Current domestic drug threats, fueled in part by Mexican traffickers, include opioids such as heroin, fentanyl, and diverted or counterfeit controlled prescription drugs; marijuana; methamphetamine; cocaine; and synthetic psychoactive drugs. While marijuana remains the most commonly used illicit drug, officials are increasingly concerned about the U.S. opioid epidemic. As part of this, the most recent data show an elevated level of heroin use in the United States, including elevated overdose deaths linked to heroin and other opioids, and there has been a simultaneous increase in its availability, fueled by a number of factors including increased production and trafficking of heroin by Mexican criminal networks. Increases in Mexican heroin production and its availability in the United States have been coupled with increased heroin seizures at the Southwest border. According to the DEA, the amount of heroin seized in the United States, including at the Southwest border, has generally increased over the past decade; nationwide heroin seizures reached 7,979 kg in 2017, with 3,090 kg (39%) seized at the Southwest border, up from about 2,000 kg seized at the Southwest border a decade earlier.

In addition to heroin, officials have become increasingly concerned with the trafficking of fentanyl, particularly nonpharmaceutical, illicit fentanyl. Fentanyl can be mixed with heroin and/or other drugs, sometimes without the consumer's knowledge, and has been involved in an increasing number of opioid overdoses. Nonpharmaceutical fentanyl found in the United States is manufactured in China and Mexico. It is trafficked into the United States across the Southwest border or delivered through mail couriers directly from China, or from China through Canada.

Federal law enforcement has a number of enforcement initiatives aimed at countering drug trafficking, both generally and at the Southwest border. For example, the Organized Crime Drug Enforcement Task Force (OCDETF) program targets major drug trafficking and money laundering organizations, with the intent to disrupt and dismantle them. The OCDETFs target organizations that have been identified on the Consolidated Priority Organization Targets (CPOT) List, the "most wanted" list of drug trafficking and money laundering organizations. In addition, the High Intensity Drug Trafficking Areas (HIDTA) program provides financial assistance to federal, state, local, and tribal law enforcement agencies operating in regions of the United States that have been deemed critical drug trafficking areas. There are 29 designated HIDTAs throughout the United States and its territories, including a Southwest border HIDTA that is a partnership of the New Mexico, West Texas, South Texas, Arizona, and San Diego-Imperial HIDTAs.

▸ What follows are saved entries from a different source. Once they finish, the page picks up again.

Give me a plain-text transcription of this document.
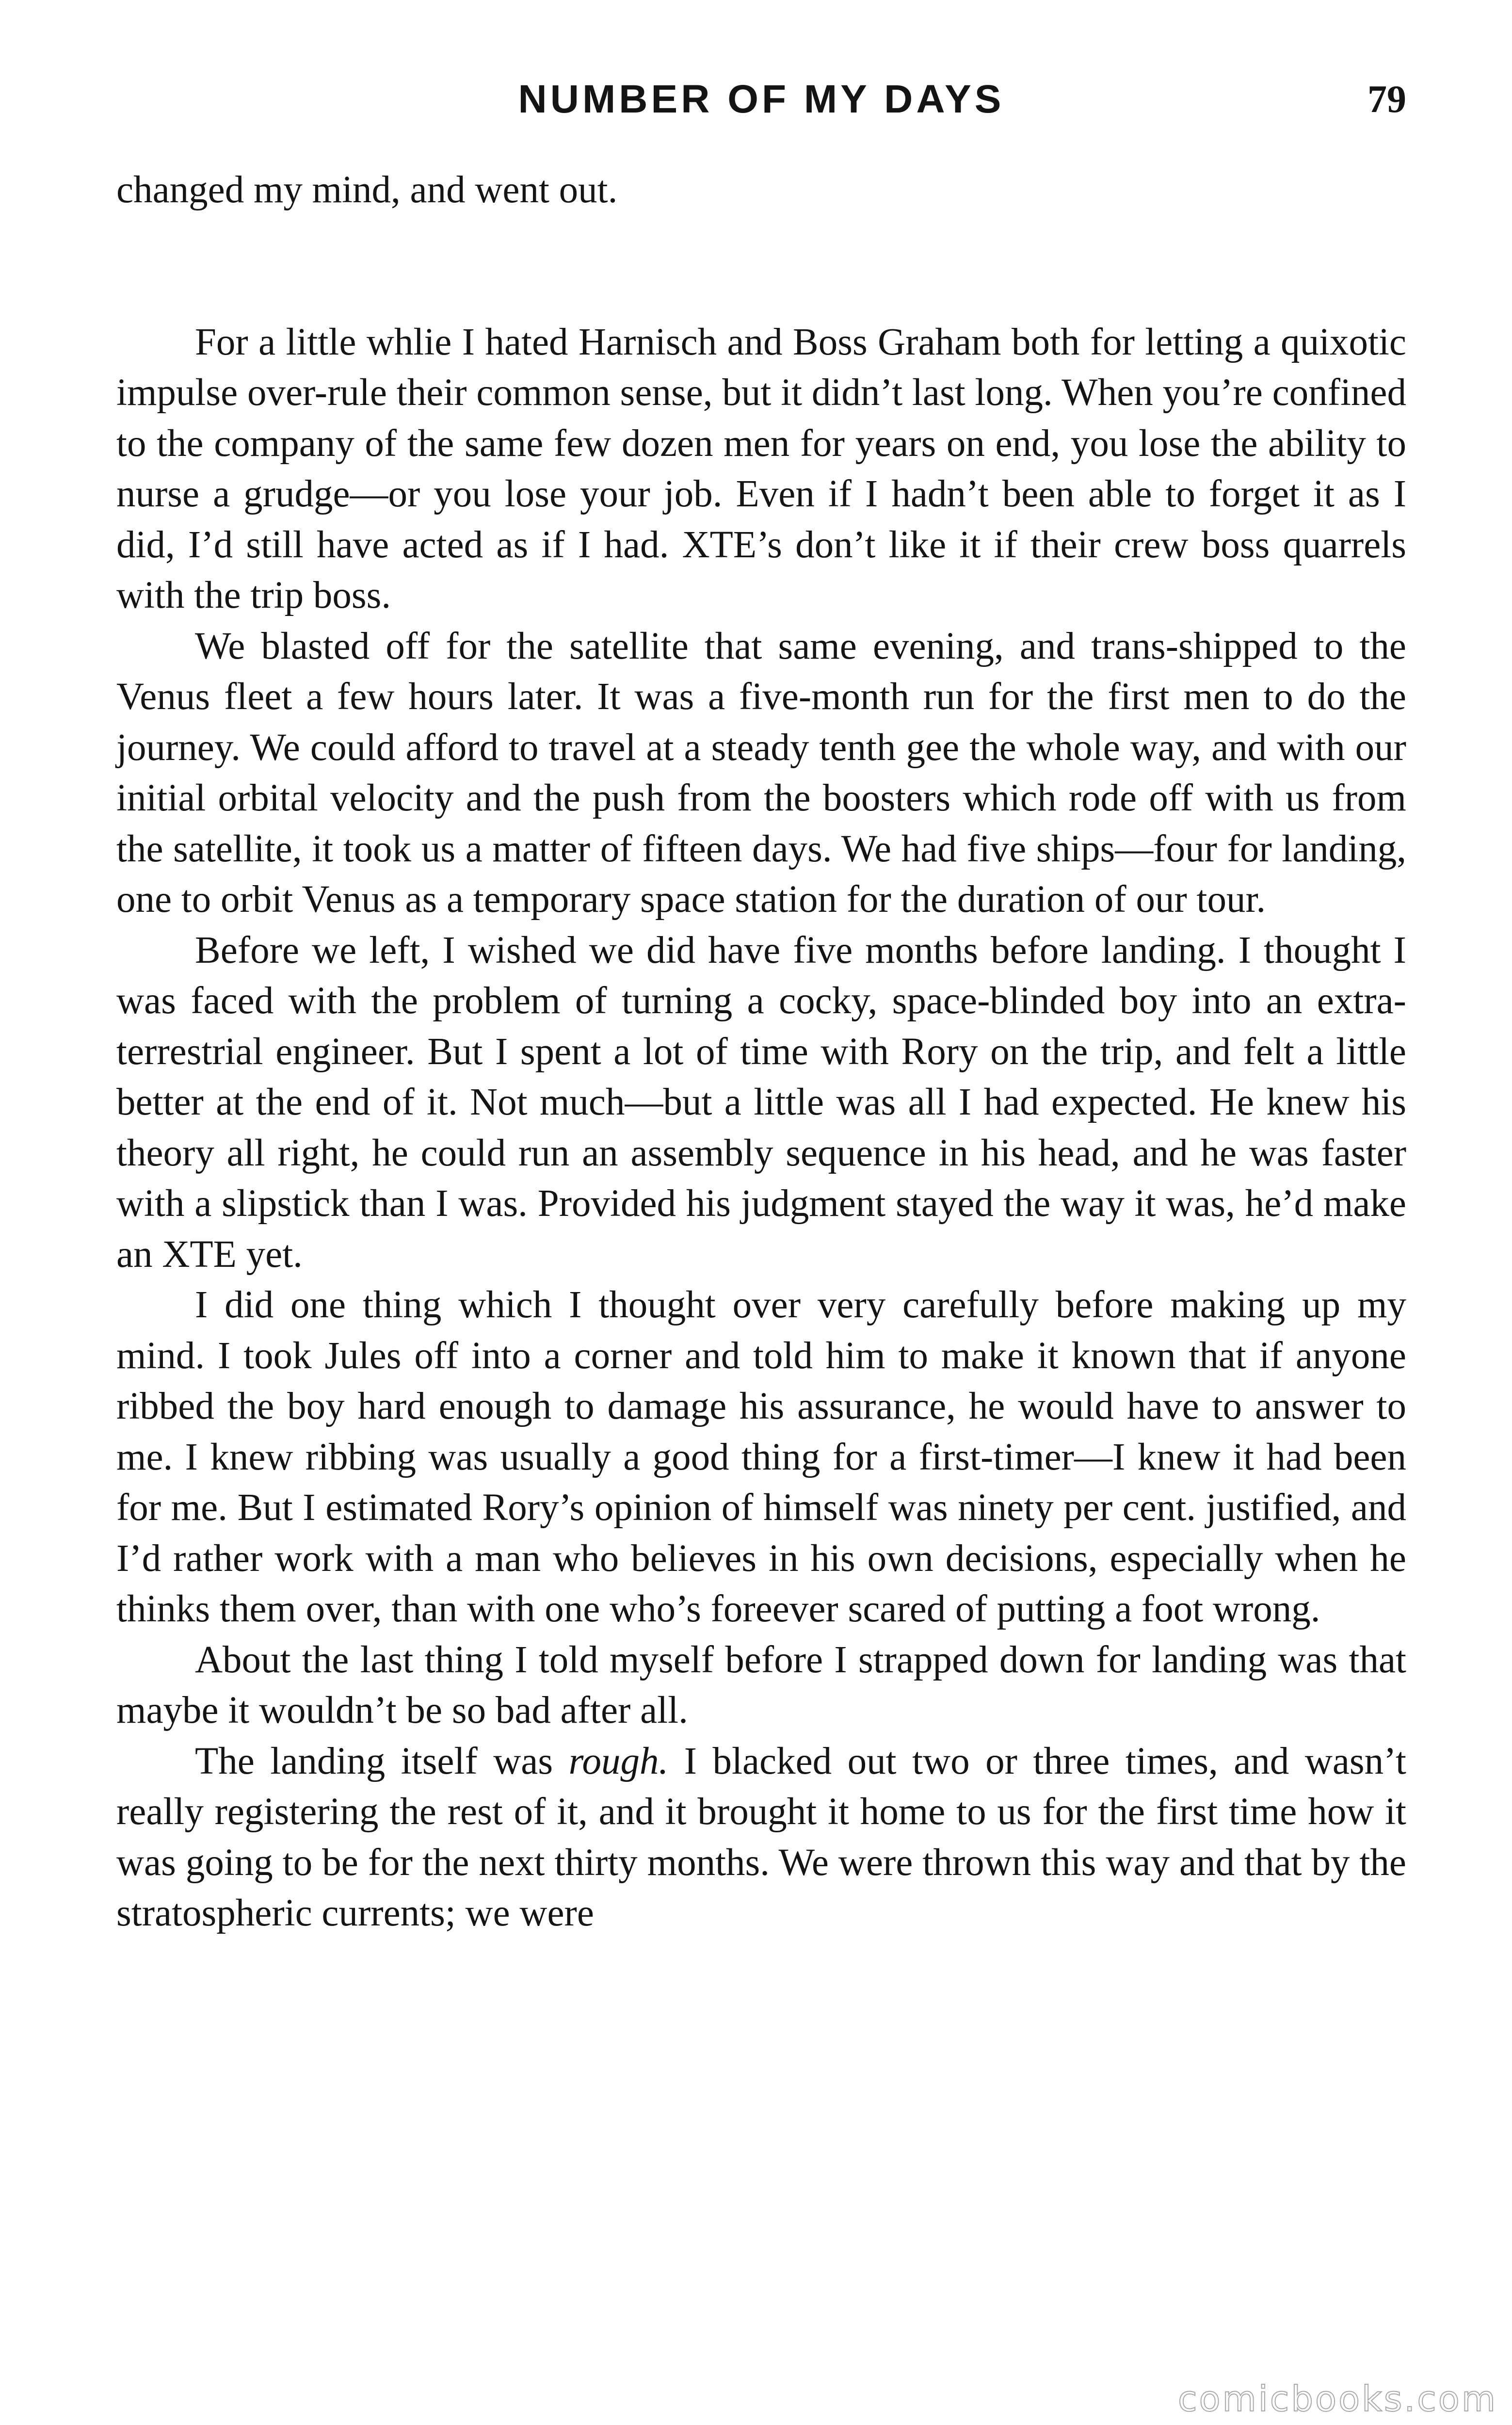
NUMBER OF MY DAYS	79

changed my mind, and went out.

For a little whlie I hated Harnisch and Boss Graham both for letting a quixotic impulse over-rule their common sense, but it didn’t last long. When you’re confined to the company of the same few dozen men for years on end, you lose the ability to nurse a grudge—or you lose your job. Even if I hadn’t been able to forget it as I did, I’d still have acted as if I had. XTE’s don’t like it if their crew boss quarrels with the trip boss.

We blasted off for the satellite that same evening, and trans-shipped to the Venus fleet a few hours later. It was a five-month run for the first men to do the journey. We could afford to travel at a steady tenth gee the whole way, and with our initial orbital velocity and the push from the boosters which rode off with us from the satellite, it took us a matter of fifteen days. We had five ships—four for landing, one to orbit Venus as a temporary space station for the duration of our tour.

Before we left, I wished we did have five months before landing. I thought I was faced with the problem of turning a cocky, space-blinded boy into an extra-terrestrial engineer. But I spent a lot of time with Rory on the trip, and felt a little better at the end of it. Not much—but a little was all I had expected. He knew his theory all right, he could run an assembly sequence in his head, and he was faster with a slipstick than I was. Provided his judgment stayed the way it was, he’d make an XTE yet.

I did one thing which I thought over very carefully before making up my mind. I took Jules off into a corner and told him to make it known that if anyone ribbed the boy hard enough to damage his assurance, he would have to answer to me. I knew ribbing was usually a good thing for a first-timer—I knew it had been for me. But I estimated Rory’s opinion of himself was ninety per cent. justified, and I’d rather work with a man who believes in his own decisions, especially when he thinks them over, than with one who’s foreever scared of putting a foot wrong.

About the last thing I told myself before I strapped down for landing was that maybe it wouldn’t be so bad after all.

The landing itself was rough. I blacked out two or three times, and wasn’t really registering the rest of it, and it brought it home to us for the first time how it was going to be for the next thirty months. We were thrown this way and that by the stratospheric currents; we were

comicbooks.com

Several existing strategies may also be leveraged to counter Southwest border drug trafficking. For instance, the National Southwest Border Counternarcotics Strategy (NSBCS), first launched in 2009, outlines domestic and transnational efforts to reduce the flow of illegal drugs, money, and contraband across the Southwest border. In addition, the 2011 Strategy to Combat Transnational Organized Crime provided the federal government's first broad conceptualization of transnational organized crime, highlighting it as a national security concern and outlining threats posed by TCOs—one being the expansion of drug trafficking.

The 116th Congress may consider a number of options in attempting to reduce drug trafficking from Mexico to the United States. For instance, Congress may question whether the Trump Administration will continue or alter priorities set forth by existing strategies. Policymakers may also be interested in examining various federal drug control agencies' roles in reducing Southwest border trafficking. This could involve oversight of federal law enforcement and initiatives such as the OCDETF program, as well as the Office of National Drug Control Policy (ONDCP) and its role in establishing a National Drug Control Strategy and Budget, among other efforts.